Lamezia Terme - “È stato pubblicato in questi giorni lo spot realizzato da alcuni studenti del Liceo classico-artistico Fiorentino, che presenta la scuola nella sua eterogeneità e nella varietà della sua offerta formativa. Ciò a dimostrazione del fatto che la scuola non si arrende neppure davanti alla terribile pandemia che sta flagellando il mondo intero, anzi lo sfida con le sole armi di cui dispone: lo studio” è quanto si legge in una nota.
“È questo – spiegano - uno dei tanti messaggi contenuti nello Spot che promuove la scuola lametina e che da pochi giorni è visibile in rete sui maggiori social. Il progetto è stato promosso dal dirigente dell’istituto, prof. Nicolantonio Cutuli, che crede fortemente in questi nuovi ed innovativi metodi di comunicazione per raggiungere i ragazzi e le famiglie”.“La realizzazione – informano - è stata affidata al regista Francesco Pileggi, film-maker di grande esperienza, dal curriculum ricco di successi video e primi premi conseguiti in numerosi festival nazionali ed internazionali, impegnato da sempre su temi sociali e sulla promozione del territorio calabrese.

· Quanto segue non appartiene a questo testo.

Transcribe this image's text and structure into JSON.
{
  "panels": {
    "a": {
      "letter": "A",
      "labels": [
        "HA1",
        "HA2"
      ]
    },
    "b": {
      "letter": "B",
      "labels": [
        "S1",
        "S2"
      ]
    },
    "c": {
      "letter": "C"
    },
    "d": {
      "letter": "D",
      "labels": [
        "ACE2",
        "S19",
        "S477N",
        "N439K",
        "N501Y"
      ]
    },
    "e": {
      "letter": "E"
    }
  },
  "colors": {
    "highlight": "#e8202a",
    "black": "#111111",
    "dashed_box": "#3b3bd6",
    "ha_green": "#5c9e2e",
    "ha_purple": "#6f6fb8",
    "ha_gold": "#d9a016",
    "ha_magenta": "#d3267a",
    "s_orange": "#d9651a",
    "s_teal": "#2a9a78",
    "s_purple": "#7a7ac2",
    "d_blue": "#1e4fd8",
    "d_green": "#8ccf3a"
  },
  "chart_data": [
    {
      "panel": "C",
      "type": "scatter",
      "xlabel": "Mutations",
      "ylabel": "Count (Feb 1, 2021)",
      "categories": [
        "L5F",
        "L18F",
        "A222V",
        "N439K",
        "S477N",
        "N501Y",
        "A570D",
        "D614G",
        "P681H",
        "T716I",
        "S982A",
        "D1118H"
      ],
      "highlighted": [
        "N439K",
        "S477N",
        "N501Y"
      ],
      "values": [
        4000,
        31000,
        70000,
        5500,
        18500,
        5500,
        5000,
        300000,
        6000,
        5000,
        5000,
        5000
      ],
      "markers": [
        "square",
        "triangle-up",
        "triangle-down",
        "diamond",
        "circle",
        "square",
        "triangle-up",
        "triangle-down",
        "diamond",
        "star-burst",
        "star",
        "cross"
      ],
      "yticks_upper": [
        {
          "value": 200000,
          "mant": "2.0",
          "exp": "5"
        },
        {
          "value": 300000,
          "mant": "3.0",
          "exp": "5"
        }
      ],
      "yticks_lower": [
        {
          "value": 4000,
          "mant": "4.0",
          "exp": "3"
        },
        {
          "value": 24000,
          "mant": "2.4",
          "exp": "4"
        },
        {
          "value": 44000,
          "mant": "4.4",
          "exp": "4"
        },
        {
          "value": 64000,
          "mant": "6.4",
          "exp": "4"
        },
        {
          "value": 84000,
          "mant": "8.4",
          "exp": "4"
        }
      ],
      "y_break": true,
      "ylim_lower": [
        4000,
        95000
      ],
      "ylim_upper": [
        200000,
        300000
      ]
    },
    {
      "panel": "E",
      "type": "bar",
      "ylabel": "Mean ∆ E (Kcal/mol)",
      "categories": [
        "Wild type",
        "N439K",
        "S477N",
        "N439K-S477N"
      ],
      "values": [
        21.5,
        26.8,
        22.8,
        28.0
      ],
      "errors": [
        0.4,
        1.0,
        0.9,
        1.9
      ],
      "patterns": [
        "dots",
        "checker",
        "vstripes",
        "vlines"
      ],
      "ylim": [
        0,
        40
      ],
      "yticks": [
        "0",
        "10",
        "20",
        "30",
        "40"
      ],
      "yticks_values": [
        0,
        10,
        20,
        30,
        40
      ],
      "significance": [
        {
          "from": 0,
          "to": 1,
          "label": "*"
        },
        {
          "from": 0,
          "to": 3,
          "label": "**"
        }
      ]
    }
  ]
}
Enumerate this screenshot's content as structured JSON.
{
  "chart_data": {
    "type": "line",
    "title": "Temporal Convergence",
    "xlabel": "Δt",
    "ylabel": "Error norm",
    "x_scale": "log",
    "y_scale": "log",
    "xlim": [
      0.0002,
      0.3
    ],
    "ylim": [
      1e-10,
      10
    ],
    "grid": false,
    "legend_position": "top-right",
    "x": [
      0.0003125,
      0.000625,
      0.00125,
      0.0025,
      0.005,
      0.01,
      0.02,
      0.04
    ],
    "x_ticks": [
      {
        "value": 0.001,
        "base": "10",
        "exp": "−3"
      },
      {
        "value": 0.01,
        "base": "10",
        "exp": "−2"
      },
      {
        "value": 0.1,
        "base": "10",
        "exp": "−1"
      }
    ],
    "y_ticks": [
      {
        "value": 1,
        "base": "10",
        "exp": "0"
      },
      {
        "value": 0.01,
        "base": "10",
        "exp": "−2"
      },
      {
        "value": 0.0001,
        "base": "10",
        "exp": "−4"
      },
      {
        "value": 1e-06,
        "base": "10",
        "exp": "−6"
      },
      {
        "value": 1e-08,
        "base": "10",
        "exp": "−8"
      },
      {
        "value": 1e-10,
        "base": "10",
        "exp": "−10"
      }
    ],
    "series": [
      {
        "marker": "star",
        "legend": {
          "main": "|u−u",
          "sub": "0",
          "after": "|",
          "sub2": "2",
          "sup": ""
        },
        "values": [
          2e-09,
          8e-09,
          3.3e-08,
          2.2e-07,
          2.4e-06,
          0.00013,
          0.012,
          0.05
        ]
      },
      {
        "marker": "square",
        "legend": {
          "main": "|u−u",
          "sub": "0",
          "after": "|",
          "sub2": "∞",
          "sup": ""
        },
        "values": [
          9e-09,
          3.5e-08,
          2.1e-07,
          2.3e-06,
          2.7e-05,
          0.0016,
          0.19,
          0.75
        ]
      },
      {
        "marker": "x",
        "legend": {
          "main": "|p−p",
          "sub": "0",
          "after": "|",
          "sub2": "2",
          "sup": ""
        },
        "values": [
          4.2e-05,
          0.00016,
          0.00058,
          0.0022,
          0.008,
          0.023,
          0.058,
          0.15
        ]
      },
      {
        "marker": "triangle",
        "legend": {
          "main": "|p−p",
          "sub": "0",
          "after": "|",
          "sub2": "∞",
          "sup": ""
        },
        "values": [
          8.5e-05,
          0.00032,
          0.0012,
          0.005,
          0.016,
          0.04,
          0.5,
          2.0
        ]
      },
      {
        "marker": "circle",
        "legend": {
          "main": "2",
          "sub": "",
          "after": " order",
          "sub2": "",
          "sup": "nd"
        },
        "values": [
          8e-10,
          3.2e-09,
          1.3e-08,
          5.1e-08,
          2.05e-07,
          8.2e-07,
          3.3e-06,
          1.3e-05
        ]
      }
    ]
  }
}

Lo spot – aggiungono - nasce in un laboratorio di confronto di idee tra gli alunni, le insegnanti tutor del progetto Gianna Nicastri e Maria Cristina Cittadino e il regista. Il laboratorio si è svolto completamente e forzatamente a distanza, modalità obbligata dal periodo che stiamo vivendo Ma è qui la forza del piccolo video, qui il suo messaggio più forte, “noi non ci arrendiamo”. È un messaggio che va aldilà della promozione di un singolo istituto e che è rivolto a tutti i ragazzi del mondo”.
“Il video – precisano - in modo ironico e divertente, racconta il momento della scelta da cui dipende il percorso di studi e la vita intera di ogni studente, la scelta della scuola media superiore. Una scelta che si deve affrontare ad un’età in cui forse non si è pronti, ma bisogna farlo. Allo stesso tempo lo spot sfata luoghi comuni che negli anni si sono diffusi a danno di alcuni indirizzi di studio. Tra questi quello che “al liceo classico si studia così tanto e non si ha tempo per altro”, “che si studia molto", che paradossalmente oggi suona come un difetto. Che si studi è vero, ma “pensa se coloro che oggi stanno preparando i vaccini contro il virus, se non avessero studiato, saremmo tutti a rischio estinzione” è la risposta di una delle giovani “attrici” partecipanti al progetto, è la risposta che ogni cittadino responsabile dovrebbe obiettare di fronte a luoghi comuni che ci vorrebbero ignoranti”.
“L’ironia – quindi - è il leit motiv dello spot che vuole soltanto presentare la scuola attraverso la voce dei suoi ragazzi e incoraggiare gli studenti della scuola media che si stanno apprestando alla scelta, a farlo senza timore. Grande l’euforia e l’entusiasmo tra gli studenti - attori che mai avrebbero pensato , in questo momento drammatico, di poter trovarsi davanti ad una telecamera gestita da loro stessi con l’aiuto del regista, a promuovere il futuro della scuola, della “vita” di questa e quindi di tutti”.